El Abierto de Francia sentó un precedente histórico en la lucha contra la discriminación dentro del circuito profesional. El tenista paraguayo Adolfo Vallejo recibió una severa multa de 65 mil dólares por parte del comité organizador de Roland Garros, luego de lanzar declaraciones de tinte sexista en contra de la jueza de silla que dictaminó su último encuentro.
La controversia se desató tras la eliminación de Vallejo en la segunda ronda del Grand Slam parisino, donde cayó ante el juvenil local Moïse Kouamé en un extenuante partido de cinco sets que rozó las cinco horas de duración. En la rueda de prensa posterior, el sudamericano justificó su derrota asegurando textualmente que «este tipo de partidos necesita ser arbitrado por un hombre» y que «es muy difícil que una mujer pueda hacerlo».
Las reacciones de la directiva del torneo no se hicieron esperar ante la gravedad de las afirmaciones. La directora de Roland Garros, Amélie Mauresmo, calificó las palabras del tenista como algo totalmente inaceptable que no tiene cabida en el deporte actual. Mauresmo confirmó que la sanción económica representa de forma directa la mitad del premio en efectivo que el paraguayo se había embolsado por llegar a dicha fase.
Por su parte, Adolfo Vallejo intentó matizar sus comentarios argumentando que la jueza de silla brasileña, Ana Carvalho, fue incapaz de controlar la conducta de los aficionados franceses en la tribuna.
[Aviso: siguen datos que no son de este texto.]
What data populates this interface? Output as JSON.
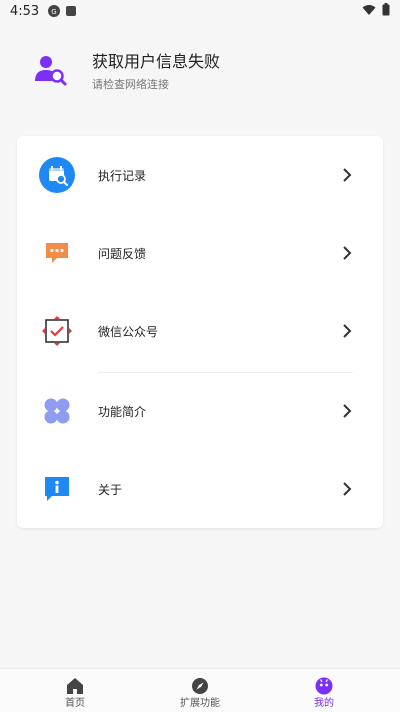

El jugador acusó que el público gritó de forma desubicada y que su rival abusó del reloj haciendo tiempo de más en el suelo sin recibir amonestación alguna.
A pesar de las justificaciones del jugador sobre la enorme presión física y el ambiente hostil del partido, la Federación Francesa de Tenis y la ATP se mantuvieron firmes en la sanción. Con este castigo financiero, las autoridades del tenis internacional mandan un mensaje contundente de cero tolerancia ante los ataques de género en las canchas más importantes del planeta.